I am streaming tweets using Tweepy filtered by these tags ["corona", "quarantine", "covid19"]
If I have this tweet for instance, "I fell down the stairs and ate an apple so no doctor #quarantine" I would like to get strings like "stairs", "apple", and "doctor" as a set of keywords
Is there any way to do this?
I am a beginner at python and I am using video tutorials on Youtube to start this project
class StdOutListener(StreamListener):
def on_data(self, data):
print data
return True
def on_error(self, status):
print status
if __name__ == '__main__':
lis = StdOutListener()
auth = OAuthHandler(consumer_key, consumer_secret)
auth.set_access_token(access_token, access_token_secret)

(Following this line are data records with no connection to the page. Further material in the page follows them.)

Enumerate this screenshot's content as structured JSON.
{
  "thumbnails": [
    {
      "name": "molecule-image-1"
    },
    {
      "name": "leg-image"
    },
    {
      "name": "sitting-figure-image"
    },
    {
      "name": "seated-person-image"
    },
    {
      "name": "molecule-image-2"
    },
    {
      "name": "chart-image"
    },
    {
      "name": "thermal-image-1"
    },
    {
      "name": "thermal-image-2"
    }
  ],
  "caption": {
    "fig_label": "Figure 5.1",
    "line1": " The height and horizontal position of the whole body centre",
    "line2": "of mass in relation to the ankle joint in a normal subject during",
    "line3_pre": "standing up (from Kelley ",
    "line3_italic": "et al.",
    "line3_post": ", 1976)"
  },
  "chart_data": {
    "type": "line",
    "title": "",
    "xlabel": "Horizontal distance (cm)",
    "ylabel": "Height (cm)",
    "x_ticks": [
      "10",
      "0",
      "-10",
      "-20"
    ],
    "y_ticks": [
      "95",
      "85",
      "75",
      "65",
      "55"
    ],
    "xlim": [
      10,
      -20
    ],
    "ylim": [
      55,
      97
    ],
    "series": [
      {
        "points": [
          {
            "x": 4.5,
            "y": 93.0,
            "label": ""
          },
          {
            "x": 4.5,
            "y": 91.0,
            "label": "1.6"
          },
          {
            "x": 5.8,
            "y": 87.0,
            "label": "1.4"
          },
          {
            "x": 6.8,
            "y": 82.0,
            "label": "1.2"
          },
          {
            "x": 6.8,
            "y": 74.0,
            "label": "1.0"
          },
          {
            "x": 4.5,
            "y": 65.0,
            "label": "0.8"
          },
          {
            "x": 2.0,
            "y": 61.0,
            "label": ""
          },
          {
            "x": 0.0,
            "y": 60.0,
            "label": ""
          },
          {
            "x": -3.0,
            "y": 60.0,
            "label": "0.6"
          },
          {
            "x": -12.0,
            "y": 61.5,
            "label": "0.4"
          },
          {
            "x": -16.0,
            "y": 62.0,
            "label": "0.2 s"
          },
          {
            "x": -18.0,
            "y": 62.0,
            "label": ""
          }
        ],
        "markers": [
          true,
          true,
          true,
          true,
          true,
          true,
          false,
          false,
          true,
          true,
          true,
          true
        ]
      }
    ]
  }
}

stream = Stream(auth, lis)
stream.filter(track=['covid19','corona','quarantine'])
You can use a list comprehension:
tags = ["corona", "quarantine", "covid19"]
tweet = "I fell down the stairs and ate an apple so no doctor #quarantine"
# print each word in the tweet that is longer than two characters and
# does not contain any of the tag words
print([word for word in tweet.split() if len(word) > 2 and not any(tag in word for tag in tags)])
This isn't a perfect solution, mainly because it excludes words that contain a tag, i.e. if one of the tags were wash
, then the word washington
would be excluded. But it's a start.